Manual therapy for ankles

Added by: 

nellmead

Posted: 

26 August 2009 10:29

Not sure what you've done to date regarding the capsular restriction, but the vast majority of my patients in this situation respond well to joint mobilisations - distraction of the talocrural joint (i.e. patient supine and holding onto the bed, grip calcaneus and talus and pull, grade 3 oscillations, until you feel the joint "give") followed by AP/PA glides; then I'd also palpate for subtalar joint mobility and inferior and superior tibiofibular joint glide. If your patient is still feeling impingement at EOR DF once these feel clear to you, then localise the point of impingement and stretch the foot into plantarflexion with a bias away from the impingement, to stretch the capsule at that point.

For "homework" I tend to get the patients stretching into plantarflexion - kneel with feet plantarflexed, and sit back onto the heels until it becomes too uncomfortable, building up to about a minute over time. Again, they can bias the stretch with in/eversion depending on the location of the impingement.

Title: 

Osteochondral injury?

Added by: 

ricedf

Posted: 

26 August 2009 08:52

Just wondering if you had considered the possibility of osteohcondral injury. The risk of this increases with the grade of ankle sprain and reported incidence is in 40% of ankle sprains.

Patients complain of an ache, intra-articularly, on loading the joint and with end range DF. This will be demonstrable on MRI and is an important differential diagnosis as this injury can require a protracted rest period and occassionally surgical management should there be significant articular surface damage. Where this is present then rest is necessary to prevent a chronic inflammatory state and reduce the risk of further damage to the articular surface. Modified activity is possible.
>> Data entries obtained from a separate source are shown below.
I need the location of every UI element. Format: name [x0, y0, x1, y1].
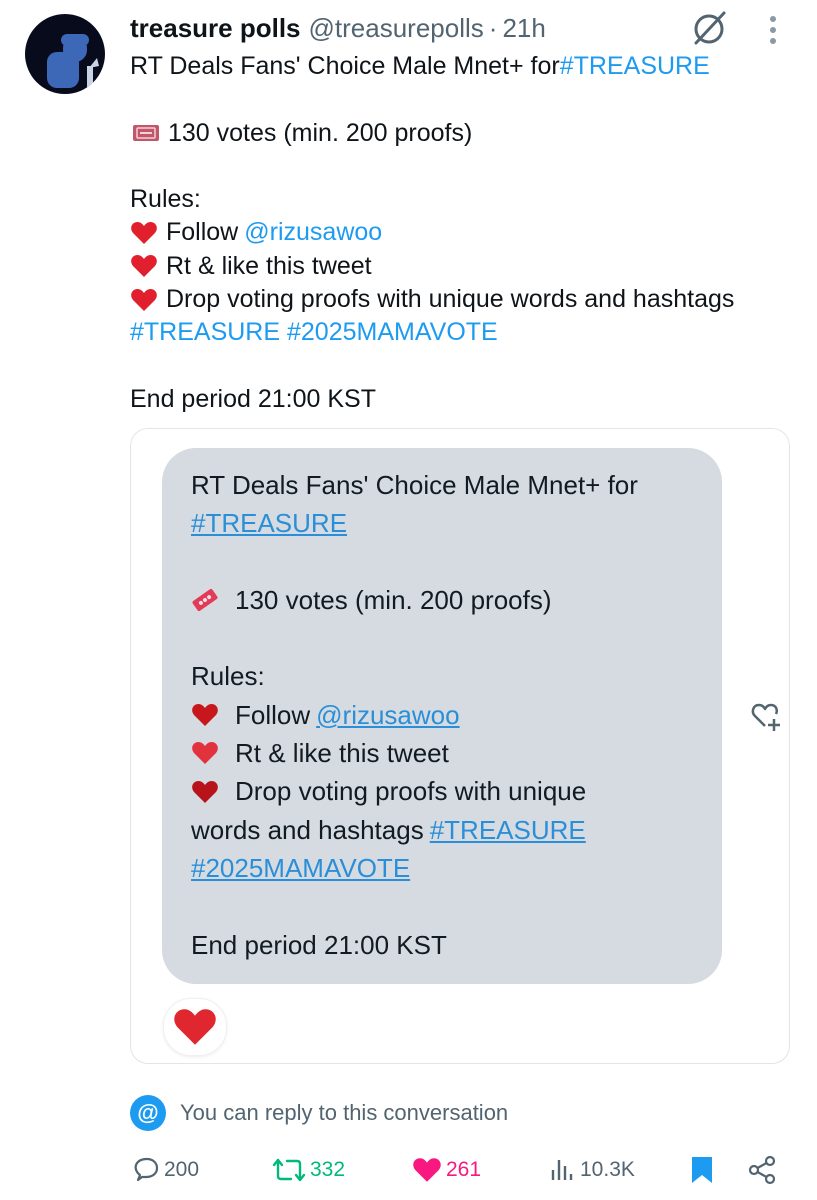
- heart-icon: [131, 288, 157, 311]
- end-period: End period 21:00 KST: [130, 384, 376, 413]
- tweet-header: treasure polls @treasurepolls · 21h: [130, 10, 546, 46]
- quoted-rule-1: Follow @rizusawoo: [191, 696, 711, 734]
- votes-line: 130 votes (min. 200 proofs): [130, 117, 790, 150]
- rule-3: Drop voting proofs with unique words and…: [130, 283, 790, 316]
- reaction-badge[interactable]: [163, 998, 227, 1056]
- like-icon: [413, 1158, 441, 1182]
- quoted-rule-1-text: Follow: [235, 699, 311, 730]
- retweet-icon: [272, 1158, 306, 1182]
- retweet-count: 332: [310, 1158, 346, 1181]
- reply-notice: @ You can reply to this conversation: [130, 1094, 508, 1132]
- quoted-line-1: RT Deals Fans' Choice Male Mnet+ for: [191, 470, 638, 500]
- heart-icon: [131, 222, 157, 245]
- like-count: 261: [446, 1158, 482, 1181]
- mention-link[interactable]: @rizusawoo: [244, 216, 382, 249]
- rule-2-text: Rt & like this tweet: [166, 251, 372, 280]
- reply-button[interactable]: 200: [132, 1148, 199, 1192]
- quoted-rule-3-cont: words and hashtags #TREASURE: [191, 811, 711, 849]
- quoted-message-text: RT Deals Fans' Choice Male Mnet+ for #TR…: [191, 466, 711, 964]
- quoted-hashtag-link-3[interactable]: #2025MAMAVOTE: [191, 849, 711, 887]
- quoted-mention-link[interactable]: @rizusawoo: [316, 696, 459, 734]
- quoted-hashtag-link[interactable]: #TREASURE: [191, 504, 711, 542]
- grok-icon[interactable]: [690, 10, 728, 46]
- quoted-hashtag-link-2[interactable]: #TREASURE: [430, 811, 586, 849]
- share-button[interactable]: [748, 1148, 780, 1192]
- heart-icon: [192, 703, 218, 726]
- reply-count: 200: [164, 1158, 200, 1181]
- at-icon: @: [130, 1095, 166, 1131]
- quoted-rule-3: Drop voting proofs with unique: [191, 772, 711, 810]
- tweet-text: RT Deals Fans' Choice Male Mnet+ for #TR…: [130, 50, 790, 416]
- author-name[interactable]: treasure polls: [130, 13, 301, 44]
- quoted-votes-line: 130 votes (min. 200 proofs): [191, 581, 711, 619]
- quoted-rule-3-text: Drop voting proofs with unique: [235, 776, 587, 807]
- retweet-button[interactable]: 332: [272, 1148, 345, 1192]
- share-icon: [748, 1155, 776, 1185]
- rule-3-text: Drop voting proofs with unique words and…: [166, 285, 735, 314]
- add-reaction-icon[interactable]: [750, 700, 784, 732]
- tweet-title: RT Deals Fans' Choice Male Mnet+ for: [130, 52, 560, 80]
- ticket-icon: [133, 125, 159, 142]
- ticket-icon: [192, 589, 218, 612]
- avatar[interactable]: [25, 14, 105, 94]
- more-icon[interactable]: [764, 14, 782, 46]
- heart-icon: [131, 255, 157, 278]
- like-button[interactable]: 261: [412, 1148, 481, 1192]
- votes-text: 130 votes (min. 200 proofs): [168, 118, 473, 147]
- quoted-rule-3-text-cont: words and hashtags: [191, 814, 424, 845]
- tweet-time[interactable]: 21h: [502, 13, 545, 44]
- views-icon: [551, 1160, 573, 1180]
- quoted-rule-2: Rt & like this tweet: [191, 734, 711, 772]
- views-count: 10.3K: [580, 1158, 635, 1181]
- rule-1-text: Follow: [166, 218, 239, 247]
- heart-icon: [192, 780, 218, 803]
- hashtag-link[interactable]: #TREASURE: [560, 50, 710, 83]
- reply-notice-text: You can reply to this conversation: [180, 1100, 509, 1125]
- rules-label: Rules:: [130, 185, 201, 214]
- quoted-end-period: End period 21:00 KST: [191, 929, 447, 960]
- heart-icon: [174, 1009, 216, 1045]
- tweet-title-line: RT Deals Fans' Choice Male Mnet+ for #TR…: [130, 50, 790, 83]
- rule-1: Follow @rizusawoo: [130, 216, 790, 249]
- reply-icon: [134, 1157, 159, 1182]
- quoted-rule-2-text: Rt & like this tweet: [235, 738, 449, 769]
- heart-icon: [192, 742, 218, 765]
- quoted-votes-text: 130 votes (min. 200 proofs): [235, 584, 552, 615]
- bookmark-button[interactable]: [690, 1148, 718, 1192]
- quoted-rules-label: Rules:: [191, 661, 265, 692]
- rule-2: Rt & like this tweet: [130, 250, 790, 283]
- views-button[interactable]: 10.3K: [548, 1148, 635, 1192]
- action-bar: 200 332 261 10.3K: [0, 1148, 817, 1192]
- bookmark-icon: [692, 1157, 712, 1183]
- hashtags-link[interactable]: #TREASURE #2025MAMAVOTE: [130, 316, 790, 349]
- separator-dot: ·: [488, 12, 498, 43]
- author-handle[interactable]: @treasurepolls: [309, 13, 484, 44]
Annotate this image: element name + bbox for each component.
A synovitis can sometimes be managed successfully with steroid injection but I'm not aware of successful physiotherapy management and as time scales are tight this may be the best course of action.

Regards,

Damian

Title: 

Ankle Impingement

Added by: 

JDVN

Posted: 

26 August 2009 08:28

If you have several months to play with it may be beneficial to give the capsule a chance to settle down. We do this by imobilising the ankle in a boot for 7-10 days while on NSAIDS. The ankle can still be mobilised with conventional manual therapy techniques. If this doesn't completely irradicate symptoms steroidal injection could be considered witha similar time of imobilisation. I have found investing in that first week of immobilisation to address the synovitis beneficial to final outcome.